ジェーコブズは、「天使の堕落について、先ず天使の頭が堕落しサタンになり、次に彼に同調する天使がそれに従ったとし、天使の堕落が悪の起源と関係していると見られるが、これについては説明できない」としています(『キリスト教教義学』P100)。
天使の堕落の動機は、自分も神のようになろうとした高慢である(イザヤ14.12~15、エゼキエル28.15~17)とか、エバと戯れて幸福に見えるアダムへの嫉妬(聖書外伝)とか、神への不従順(アウグスチヌス)だとか言われたりしていますが、結局、天使の堕落の原因は「神学の深い神秘の一つ」(シーセン『組織神学』P322)とされています。
また、いつ堕落したかについて、「天使の堕落が人類の堕落以前にあったことは明白であるが、いつの時点かは断言できない」(シーセン『組織神学』P322)としています。
創世記1章1節~2節の間に天使の堕落が起こったとする見解(ギャップセオリー)もあり、シーセンはこの説を採用しています。いずれにせよキリスト教では、創世記3章でエバを誘惑した蛇は、その時既に堕落していた堕天使と見ており、天使の堕落の原因とその時期については、実際のところ分からないとしているのです。
この点原理は、天使の堕落の原因を姦淫と見、天使がエバを誘惑してエバと姦通し、その時エバと同時に堕落したと見ていますので、蛇としてエバに話しかけた時点では、天使(蛇)は未だ堕落前だったということになります。従ってエバを誘惑した蛇とは、あくまで結果的に堕落することになる天使を象徴して蛇と呼んだというのです。
ここにも聖書の文字の解釈がいかに難しく混乱をもたらしているかが分かるというものです。
[ヨブ記のテーマは神義論]
神義論の典型的な例は旧約聖書の「ヨブ記」にみられます。「善人の自分が何故苦難を受けなければならないのか」と。
ヨブは全き正しく、神を恐れる義人でしたが、サタンから讒訴されることになります。「ヨブが義人なのは、神がヨブを祝福しておられるからで、もし撃たれれば神を呪うでしょう」とサタンは神に訴えます。

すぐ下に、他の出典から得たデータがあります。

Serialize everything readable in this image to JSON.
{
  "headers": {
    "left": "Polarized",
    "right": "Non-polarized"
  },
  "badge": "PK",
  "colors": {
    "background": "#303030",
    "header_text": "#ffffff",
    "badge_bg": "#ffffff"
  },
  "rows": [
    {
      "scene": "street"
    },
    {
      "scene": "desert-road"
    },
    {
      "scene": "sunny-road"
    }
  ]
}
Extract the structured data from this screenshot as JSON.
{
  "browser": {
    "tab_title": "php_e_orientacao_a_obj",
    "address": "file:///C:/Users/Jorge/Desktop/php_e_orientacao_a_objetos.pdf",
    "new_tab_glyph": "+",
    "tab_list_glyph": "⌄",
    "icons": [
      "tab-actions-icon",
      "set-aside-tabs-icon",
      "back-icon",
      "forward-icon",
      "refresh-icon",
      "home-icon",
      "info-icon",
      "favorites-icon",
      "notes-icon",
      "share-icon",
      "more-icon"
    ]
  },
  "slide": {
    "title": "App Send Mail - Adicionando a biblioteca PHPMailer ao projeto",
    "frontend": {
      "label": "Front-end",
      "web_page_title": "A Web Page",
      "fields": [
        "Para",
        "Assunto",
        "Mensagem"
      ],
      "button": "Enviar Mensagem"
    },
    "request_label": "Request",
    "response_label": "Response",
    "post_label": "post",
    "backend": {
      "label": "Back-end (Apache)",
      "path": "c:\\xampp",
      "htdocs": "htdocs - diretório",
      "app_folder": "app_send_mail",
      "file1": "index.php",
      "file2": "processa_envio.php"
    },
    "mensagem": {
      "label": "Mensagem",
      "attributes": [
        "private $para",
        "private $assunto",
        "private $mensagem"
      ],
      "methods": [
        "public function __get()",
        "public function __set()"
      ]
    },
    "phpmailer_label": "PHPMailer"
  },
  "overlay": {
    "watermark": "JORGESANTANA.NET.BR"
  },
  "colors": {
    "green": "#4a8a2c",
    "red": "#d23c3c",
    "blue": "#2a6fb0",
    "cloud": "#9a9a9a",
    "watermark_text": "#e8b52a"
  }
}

神はヨブの全財産、子供10人、僕らを撃たれ、遂には腫物をもって肉体まで撃たれました。だがヨブはなお神を讃え罪を犯しませんでした
「わたしは裸で母の胎を出た。また裸でかしこに帰ろう。主が与え、主が取られたのだ。
主のみ名はほむべきかな」(ヨブ記1.21)
しかし友人3人の訪問を受けた後、遂にヨブは自らの運命を呪う言葉を発することになります。(ヨブ記3章)
友人は、ヨブの災難は罪の裁き、因果応報であると諭します。また、罪を犯していない義人であっても、自分の義を神は省みて下さるはずだという意識は、思い上がりで偽善だと友人は指摘します。しかしヨブは反論いたします。自分は潔白だと。

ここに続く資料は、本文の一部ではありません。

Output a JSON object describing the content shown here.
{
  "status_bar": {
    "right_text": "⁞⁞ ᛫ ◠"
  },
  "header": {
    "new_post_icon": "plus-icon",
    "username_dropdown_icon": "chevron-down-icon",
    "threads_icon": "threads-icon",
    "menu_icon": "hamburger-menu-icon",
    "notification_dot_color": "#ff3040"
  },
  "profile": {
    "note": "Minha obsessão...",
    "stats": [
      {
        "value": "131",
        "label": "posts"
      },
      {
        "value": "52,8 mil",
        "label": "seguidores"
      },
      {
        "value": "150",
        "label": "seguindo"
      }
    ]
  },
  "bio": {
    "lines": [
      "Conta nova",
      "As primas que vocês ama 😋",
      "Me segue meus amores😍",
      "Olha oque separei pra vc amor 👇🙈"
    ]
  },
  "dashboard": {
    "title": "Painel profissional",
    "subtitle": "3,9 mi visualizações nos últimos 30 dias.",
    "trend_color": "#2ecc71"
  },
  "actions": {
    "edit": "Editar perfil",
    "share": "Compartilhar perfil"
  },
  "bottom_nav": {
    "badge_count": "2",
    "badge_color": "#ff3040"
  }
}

最後に若いエリフが出てきて、苦難の問題について新しい光を与えます。今まで、ヨブも三人の友も、因果応報の思想に基づいて、神の裁きを議論をしてきました。しかし、エリフは、苦難は神の罰とは限らない。神の警告、神の教育的な配慮として、試練として苦難が与えられることがあるのだともっともらしいことを述べる訳です。
そして遂に神が臨まれ、人間の思惑を越えた超越した立場からヨブへの質問が発っせられます。神はヨブの疑問「 何故義人が苦難を受けるのか」 に直接答えようとなさらず、「神は如何なる場合でも絶対的な主権者であり、説明する必要も義務もない」との姿勢に立ち、むしろヨブの高慢を問題にされます。

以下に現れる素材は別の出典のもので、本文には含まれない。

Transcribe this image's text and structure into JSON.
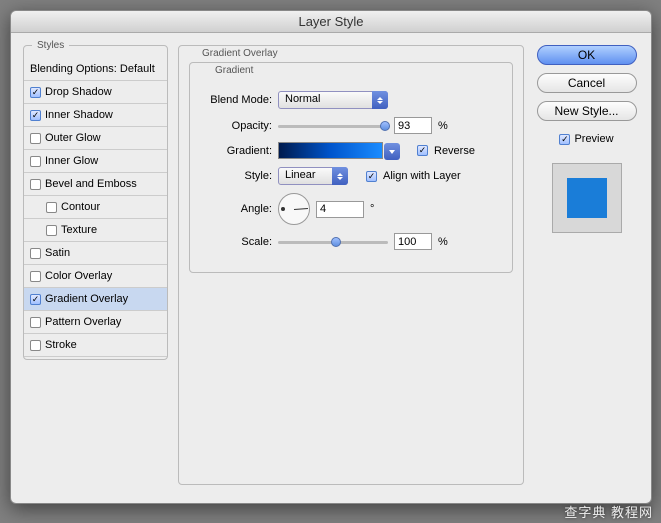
{
  "window": {
    "title": "Layer Style"
  },
  "sidebar": {
    "title": "Styles",
    "header": "Blending Options: Default",
    "items": [
      {
        "label": "Drop Shadow",
        "checked": true,
        "indent": false
      },
      {
        "label": "Inner Shadow",
        "checked": true,
        "indent": false
      },
      {
        "label": "Outer Glow",
        "checked": false,
        "indent": false
      },
      {
        "label": "Inner Glow",
        "checked": false,
        "indent": false
      },
      {
        "label": "Bevel and Emboss",
        "checked": false,
        "indent": false
      },
      {
        "label": "Contour",
        "checked": false,
        "indent": true
      },
      {
        "label": "Texture",
        "checked": false,
        "indent": true
      },
      {
        "label": "Satin",
        "checked": false,
        "indent": false
      },
      {
        "label": "Color Overlay",
        "checked": false,
        "indent": false
      },
      {
        "label": "Gradient Overlay",
        "checked": true,
        "indent": false,
        "selected": true
      },
      {
        "label": "Pattern Overlay",
        "checked": false,
        "indent": false
      },
      {
        "label": "Stroke",
        "checked": false,
        "indent": false
      }
    ]
  },
  "main": {
    "group_title": "Gradient Overlay",
    "inner_title": "Gradient",
    "blend_mode": {
      "label": "Blend Mode:",
      "value": "Normal"
    },
    "opacity": {
      "label": "Opacity:",
      "value": "93",
      "unit": "%"
    },
    "gradient": {
      "label": "Gradient:",
      "reverse_label": "Reverse",
      "reverse_checked": true
    },
    "style": {
      "label": "Style:",
      "value": "Linear",
      "align_label": "Align with Layer",
      "align_checked": true
    },
    "angle": {
      "label": "Angle:",
      "value": "4",
      "unit": "°"
    },
    "scale": {
      "label": "Scale:",
      "value": "100",
      "unit": "%"
    }
  },
  "buttons": {
    "ok": "OK",
    "cancel": "Cancel",
    "new_style": "New Style...",
    "preview_label": "Preview",
    "preview_checked": true,
    "preview_color": "#1a7dd8"
  },
  "watermark": "查字典 教程网"
}
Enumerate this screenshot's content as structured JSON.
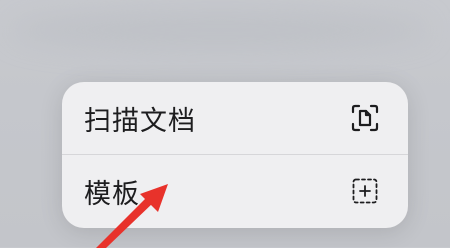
{
  "context_menu": {
    "items": [
      {
        "label": "扫描文档",
        "icon": "document-scan-icon"
      },
      {
        "label": "模板",
        "icon": "add-template-icon"
      }
    ]
  },
  "colors": {
    "menu_background": "#efeff1",
    "text": "#1d1d1f",
    "arrow": "#e8322b"
  }
}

結局ヨブは、神の計り知れない主権に身を委ねるという境地に至り、より深い霊的真理を与えんがための神の試練であることを悟ることになります。かくして悔い改めたヨブは、どん底の中で神を再発見することになりました。
こうして、苦難を試練として受け入れ、神の主権に従ったヨブを神は祝福され、ヨブは前よりも豊かな生活を全うすることになりました。
[結論]
かくして「何故神が造った世界に悪が存在するのか」という問題は、専ら天使に端を発する天使と人間の堕落に原因があり、神に責任はなく、神の全知全能性は守られるという結論になりました。
しかも「取って食べてはならない」(創世記2.17)という神の戒めを守ることは、あくまで人間側の責任分担(自由意思)であるとするなら、なおさら神に責任はないことになります。
同様に、「何故善人が苦難を受け、悪人が栄えるのか」の問題については、ヨブ記にみる通り、あくまでもより深く神と再結合するための克服すべき「神の試練」ということになります。
以上の通り、神義論は結局人間の堕落の問題であり、悪の起源となった天使の問題に帰結することになりました。
私たち原理を知っているものからすれば、上記神義論の論議は「当たり前のことで何故こんなことで大騒ぎするのか」とも思われます。しかし、著名な神学者であるシーセンやジェーコブズでさえ、天使の堕落の原因やその時期などの重要論点が「神学上の神秘」としてお手上げというのが現実です。
結局、堕落論が明確に解明されていないことが、神義論を難解にしている理由であると言えるでしょう。原理では、そもそも神義論などといった論議の余地すらないということになります。